“Kepada Pesisir, Aku…” Cerpen Karya Frida Dewi Febiyanti
“Kepada matahari yang beredar lalu kembali kepada peraduannya
Kepada hati yang tanpa lelahnya di tempa rasa harap
Aku terkagum pada seorang pria
Milik wanita entah siapa dia
Aku jatuh cinta pada seorang adam
Jodoh seorang hawa entah siapa dia”
Rambut ikalnya tergerai, menggantung di atas pundaknya. Mata almondnya berkedip-kedip saat angin laut bertiup. Gadis itu tepat berdiri ditepian pantai, di atas karang yang cukup besar. Di bagian atas karang itu mulai menghalus, terkikis sol sepatu yang setiap sore menapakinya. Gadis itu mendongak, memandang langit. Di sana, burung-burung terbang tepat di bawah semburat jingga senja. Ia tak kunjung pergi, sampai langit benar-benar gelap pun ia masih di sana. Matanya menatap sedih setiap gulungan ombak yang mendebur, menabrakkan diri pada karang yang ia pijak. Sudah dua tahun belakangan ini ia berdiri di sana, pada waktu yang sama setiap harinya.
Gadis itu menutup bukunya, berlalu dari singgasananya. Desiran angin menerpa wajahnya, menerbangkan rambutnya, sementara langit sudah dipenuhi sekumpulan burung camar. Gadis itu membalikkan tubuhnya sekali lagi, menatap kapal yang hampir hilang dari pandang netranya lalu melangkah menjauh dari pantai.
Kaki telanjangnya menyusuri pasir pantai yang terendam air semalam. Setiap fajar dan petang dia datang. Bukan tanpa alasan, dia datang untuk pujaan hatinya tentu saja. Tapi mungkin tidak untuk beberapa hari ke depan. Kekasihnya pergi dengan kapal yang agak sedikit lebih besar dari biasanya; itu berarti perjalanan akan menghabiskan waktu beberapa hari atau bahkan berminggu-minggu lamanya. Gadis itu tersenyum simpul, ingat akan pertemuan pertama mereka saat orientasi SMA. Orang bilang cinta pertama itu hanya mitos, cinta akan tumbuh jika terbiasa, katanya. Tapi tidak, gadis itu yakin apa yang dia rasa semenjak awal adalah cinta, bukan hanya kagum. Ingatannya menerawang, kembali pada masa usianya belasan tahun..
“Hai” gadis itu berucap ragu dengan gestur khas menyapa. Yang disapa tersenyum, melambaikan tangannya pelan. Gadis itu tidak berbohong, dia benar-benar jatuh cinta. Mereka berjabat tangan saling menanyai nama satu sama lain.
“Langit” pria itu mengenalkan diri.
Sejak saat itu dia mulai.. menguntit? Mengagumi pria dengan pesona seterang namanya.
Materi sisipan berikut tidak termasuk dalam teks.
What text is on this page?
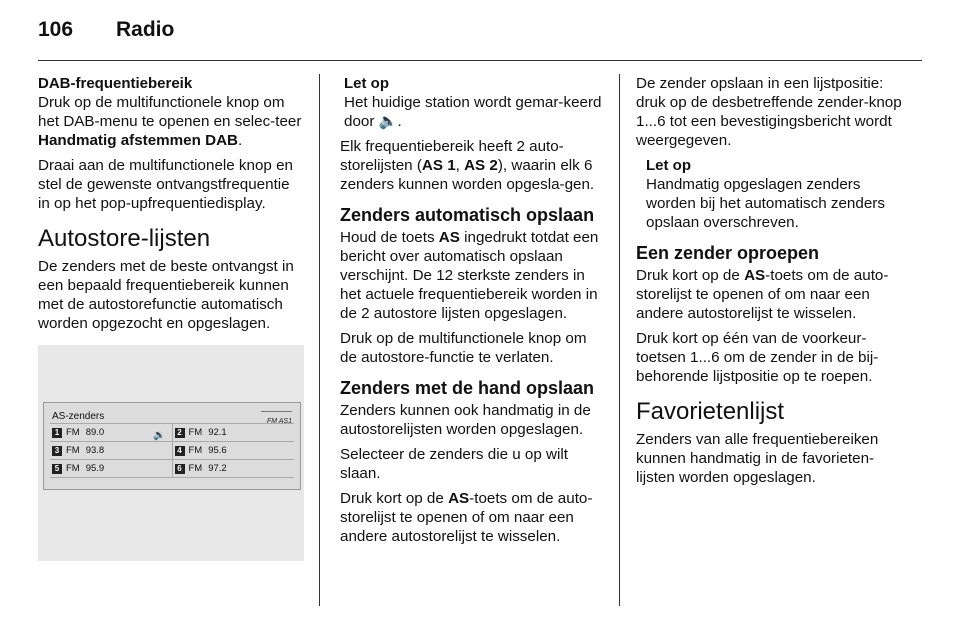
106 Radio
DAB-frequentiebereik

Druk op de multifunctionele knop om het DAB-menu te openen en selec-teer Handmatig afstemmen DAB.

Draai aan de multifunctionele knop en stel de gewenste ontvangstfrequentie in op het pop-upfrequentiedisplay.

Autostore-lijsten

De zenders met de beste ontvangst in een bepaald frequentiebereik kunnen met de autostorefunctie automatisch worden opgezocht en opgeslagen.

AS-zenders	FM AS1
1 FM 89.0	🔉	2 FM 92.1
3 FM 93.8	4 FM 95.6
5 FM 95.9	6 FM 97.2
Let op
Het huidige station wordt gemar-keerd door 🔈.

Elk frequentiebereik heeft 2 auto-storelijsten (AS 1, AS 2), waarin elk 6 zenders kunnen worden opgesla-gen.

Zenders automatisch opslaan

Houd de toets AS ingedrukt totdat een bericht over automatisch opslaan verschijnt. De 12 sterkste zenders in het actuele frequentiebereik worden in de 2 autostore lijsten opgeslagen.

Druk op de multifunctionele knop om de autostore-functie te verlaten.

Zenders met de hand opslaan

Zenders kunnen ook handmatig in de autostorelijsten worden opgeslagen.

Selecteer de zenders die u op wilt slaan.

Druk kort op de AS-toets om de auto-storelijst te openen of om naar een andere autostorelijst te wisselen.

De zender opslaan in een lijstpositie: druk op de desbetreffende zender-knop 1...6 tot een bevestigingsbericht wordt weergegeven.

Let op
Handmatig opgeslagen zenders worden bij het automatisch zenders opslaan overschreven.
Een zender oproepen

Druk kort op de AS-toets om de auto-storelijst te openen of om naar een andere autostorelijst te wisselen.

Druk kort op één van de voorkeur-toetsen 1...6 om de zender in de bij-behorende lijstpositie op te roepen.

Favorietenlijst

Zenders van alle frequentiebereiken kunnen handmatig in de favorieten-lijsten worden opgeslagen.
“Aku jatuh cinta, aku tidak pernah bermain-main dengan ucapanku”
Masa sekolah adalah yang paling indah. Gadis itu setuju. Di sekolah, dia menemukan kebahagiaannya, menemukan cintanya. Mungkin begitu juga dengan gadis-gadis lain di luaran sana.
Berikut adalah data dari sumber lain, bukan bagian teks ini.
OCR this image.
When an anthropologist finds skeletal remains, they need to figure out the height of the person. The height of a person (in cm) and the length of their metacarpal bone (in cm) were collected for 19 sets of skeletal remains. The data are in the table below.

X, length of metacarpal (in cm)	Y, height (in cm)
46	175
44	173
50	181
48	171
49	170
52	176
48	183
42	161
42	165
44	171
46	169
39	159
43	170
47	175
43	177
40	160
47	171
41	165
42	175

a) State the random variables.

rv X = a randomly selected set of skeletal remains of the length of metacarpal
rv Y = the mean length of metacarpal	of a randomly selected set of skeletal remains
Setelah bertahun-tahun, lelaki itu tetap saja, membuatnya kembali jatuh dalam cinta yang memabukkan. Tanpa dia mengungkapkannya pun, laki-laki itu jelas tau apa yang selama ini bergemuruh, yang terus menggebu di balik tulang rusuknya. Cinta pertamanya.
“Apa aku egois?” tanyanya pada bapak tua yang sudah hapal dengan tingkah gadis itu yang seperti orang gila menatap perahu-perahu Nelayan setiap harinya.
“Kau hanya belum melupakannya,” gadis itu tersenyum
“Lalu apa bedanya?” dia memejamkan matanya, mencari titik temu dari kekacauan hati dan pikirannya.
Perjalanan berminggu-minggu sudah usai. Menunggu adalah yang paling melelahkan bukan. Tapi banyak orang bodoh yang terus melakukannya. Gadis itu menatap sendu pemuda yang sedang menurunkan ikan-ikan hasil tangkapannya. Dia memamerkan senyum semringah pada rekan-rekan kerjanya sebelum beranjak pergi menghampiri seseorang… istrinya, dengan anak tunggal mereka. Gadis itu tersenyum pilu, sementara netranya sudah basah akan air mata. Mencintai bukanlah suatu kesalahan. Cinta adalah anugerah, suatu kebahagiaan yang tuhan karuniakan pada hati seseorang. Menyukai seseorang adalah suatu wajar. Satu-satunya kesalahannya adalah ia mencintai pria orang lain.